In a recent decision, the Supreme Court of Texas ruled against an employee who had successfully proven that her employer had discriminated against her. The case was Nafta Traders, Inc. v. Quinn, ___ S.W.3d ___ (Tex. 2011)(5/13/11).
After an employee brought a sex discrimination suit, her employer forced her to arbitration. When she prevailed, the employer sought to vacate the arbitration. The Texas Supreme Court ruled that, contrary to U.S. Supreme Court authority indicating that the grounds for vacating an award under the Federal Arbitration Act (which did not exist here) are exclusive, the parties can “agree” to provide for judicial review of an award. That “agreement” occurred in the form of language which the employer had put in the employee handbook.
In another departure from its usual rulings, the supreme court ruled that the Federal Arbitration Act did not “preempt” the state act, even though the court’s brand new interpretation of the state act yields a different result from federal law.

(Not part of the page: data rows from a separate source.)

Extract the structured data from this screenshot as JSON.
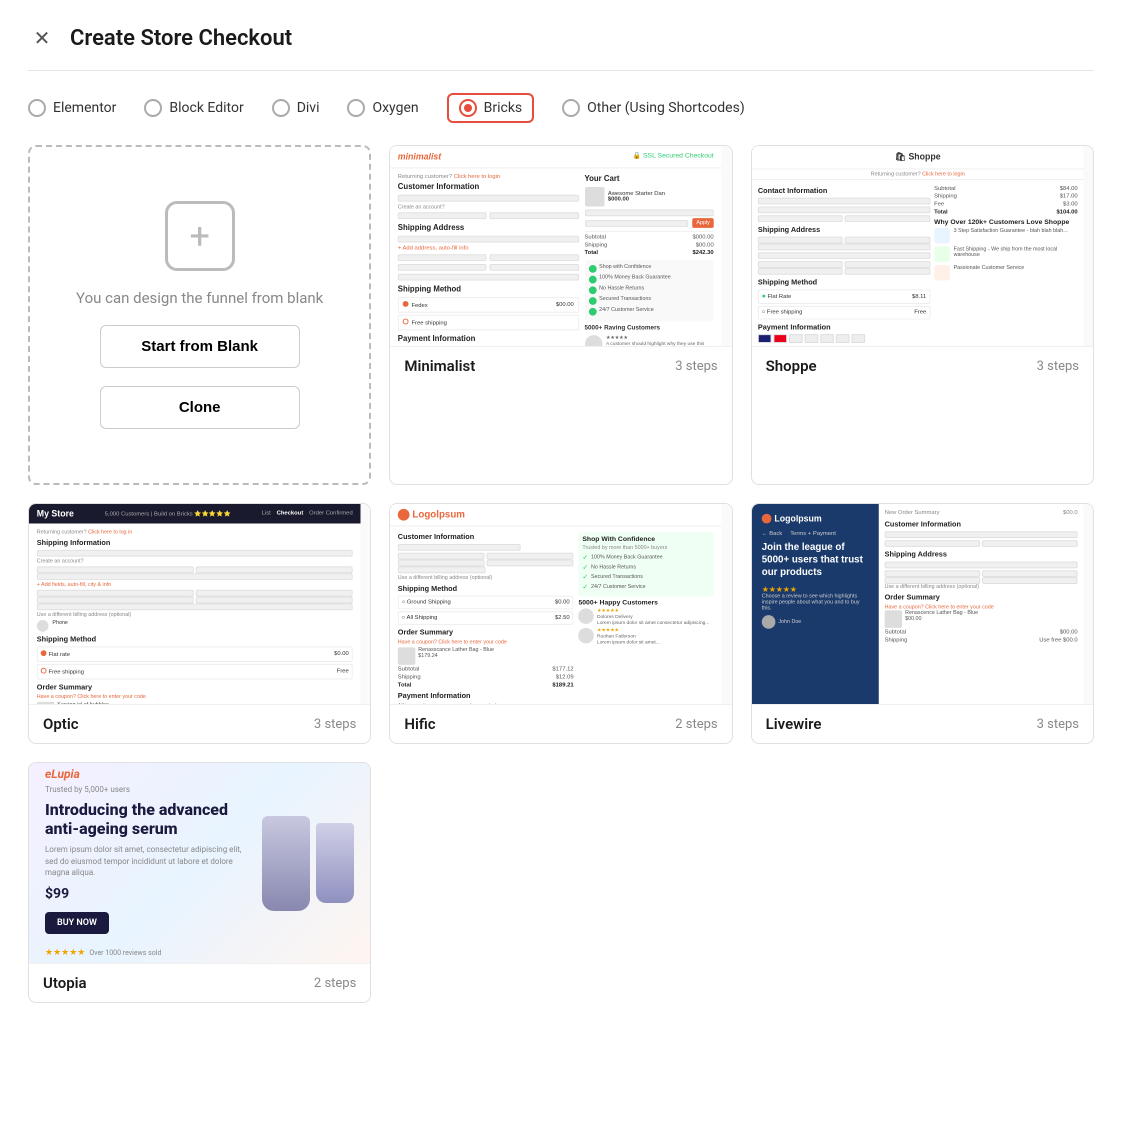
{
  "modal": {
    "title": "Create Store Checkout",
    "close_label": "✕"
  },
  "radio_group": {
    "options": [
      {
        "id": "elementor",
        "label": "Elementor",
        "selected": false
      },
      {
        "id": "block-editor",
        "label": "Block Editor",
        "selected": false
      },
      {
        "id": "divi",
        "label": "Divi",
        "selected": false
      },
      {
        "id": "oxygen",
        "label": "Oxygen",
        "selected": false
      },
      {
        "id": "bricks",
        "label": "Bricks",
        "selected": true
      },
      {
        "id": "other",
        "label": "Other (Using Shortcodes)",
        "selected": false
      }
    ]
  },
  "blank_card": {
    "text": "You can design the funnel from blank",
    "start_label": "Start from Blank",
    "clone_label": "Clone"
  },
  "templates": [
    {
      "id": "minimalist",
      "name": "Minimalist",
      "steps": "3 steps"
    },
    {
      "id": "shoppe",
      "name": "Shoppe",
      "steps": "3 steps"
    },
    {
      "id": "optic",
      "name": "Optic",
      "steps": "3 steps"
    },
    {
      "id": "hific",
      "name": "Hific",
      "steps": "2 steps"
    },
    {
      "id": "livewire",
      "name": "Livewire",
      "steps": "3 steps"
    },
    {
      "id": "utopia",
      "name": "Utopia",
      "steps": "2 steps"
    }
  ],
  "colors": {
    "accent": "#e74c3c",
    "orange": "#e8673c",
    "green": "#2ecc71",
    "dark_blue": "#1a3a6b",
    "gold": "#f0a500"
  }
}
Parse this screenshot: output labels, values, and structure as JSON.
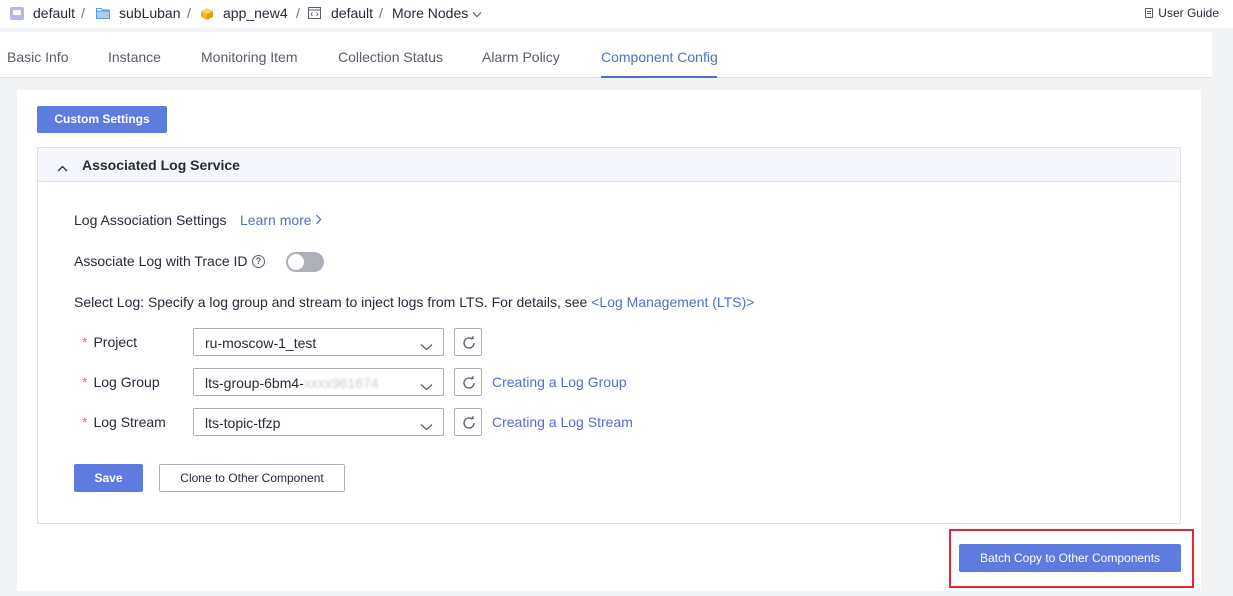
{
  "breadcrumb": {
    "items": [
      {
        "label": "default",
        "icon": "application-icon"
      },
      {
        "label": "subLuban",
        "icon": "folder-icon"
      },
      {
        "label": "app_new4",
        "icon": "cube-icon"
      },
      {
        "label": "default",
        "icon": "code-window-icon"
      }
    ],
    "separator": "/",
    "more_nodes": "More Nodes"
  },
  "user_guide": "User Guide",
  "tabs": [
    {
      "label": "Basic Info",
      "active": false
    },
    {
      "label": "Instance",
      "active": false
    },
    {
      "label": "Monitoring Item",
      "active": false
    },
    {
      "label": "Collection Status",
      "active": false
    },
    {
      "label": "Alarm Policy",
      "active": false
    },
    {
      "label": "Component Config",
      "active": true
    }
  ],
  "custom_settings_label": "Custom Settings",
  "panel": {
    "title": "Associated Log Service",
    "expanded": true,
    "log_assoc_label": "Log Association Settings",
    "learn_more": "Learn more",
    "trace_label": "Associate Log with Trace ID",
    "trace_enabled": false,
    "select_log_text": "Select Log: Specify a log group and stream to inject logs from LTS. For details, see",
    "lts_link": "<Log Management (LTS)>",
    "required_mark": "*",
    "fields": {
      "project": {
        "label": "Project",
        "value": "ru-moscow-1_test"
      },
      "log_group": {
        "label": "Log Group",
        "value_prefix": "lts-group-6bm4-",
        "value_obscured": "xxxx961674",
        "create_link": "Creating a Log Group"
      },
      "log_stream": {
        "label": "Log Stream",
        "value": "lts-topic-tfzp",
        "create_link": "Creating a Log Stream"
      }
    },
    "save_label": "Save",
    "clone_label": "Clone to Other Component"
  },
  "batch_copy_label": "Batch Copy to Other Components",
  "colors": {
    "primary": "#5e7ce0",
    "link": "#526ecc",
    "required": "#f66f6a",
    "highlight": "#e8262e",
    "toggle_off": "#adb0b8"
  }
}
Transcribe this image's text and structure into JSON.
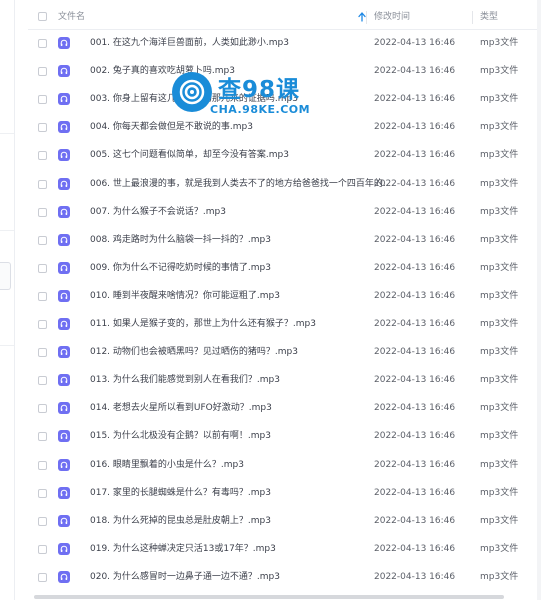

Since this new ruling means that arbitration will be more expensive and protracted, the court noted: “Parties agree to arbitration for reasons other than speed and cost, such as flexibility, privacy, and in some instances, expertise. . . . [W]hether arbitration reduces cost and delay at all is fiercely debated.”
An “arbitration agreement may be so one-sided as to be unconscionable, but the benefits or burdens of judicial review for reversible error fall to each side alike.” Here, the court did not find the agreement to be unconscionable.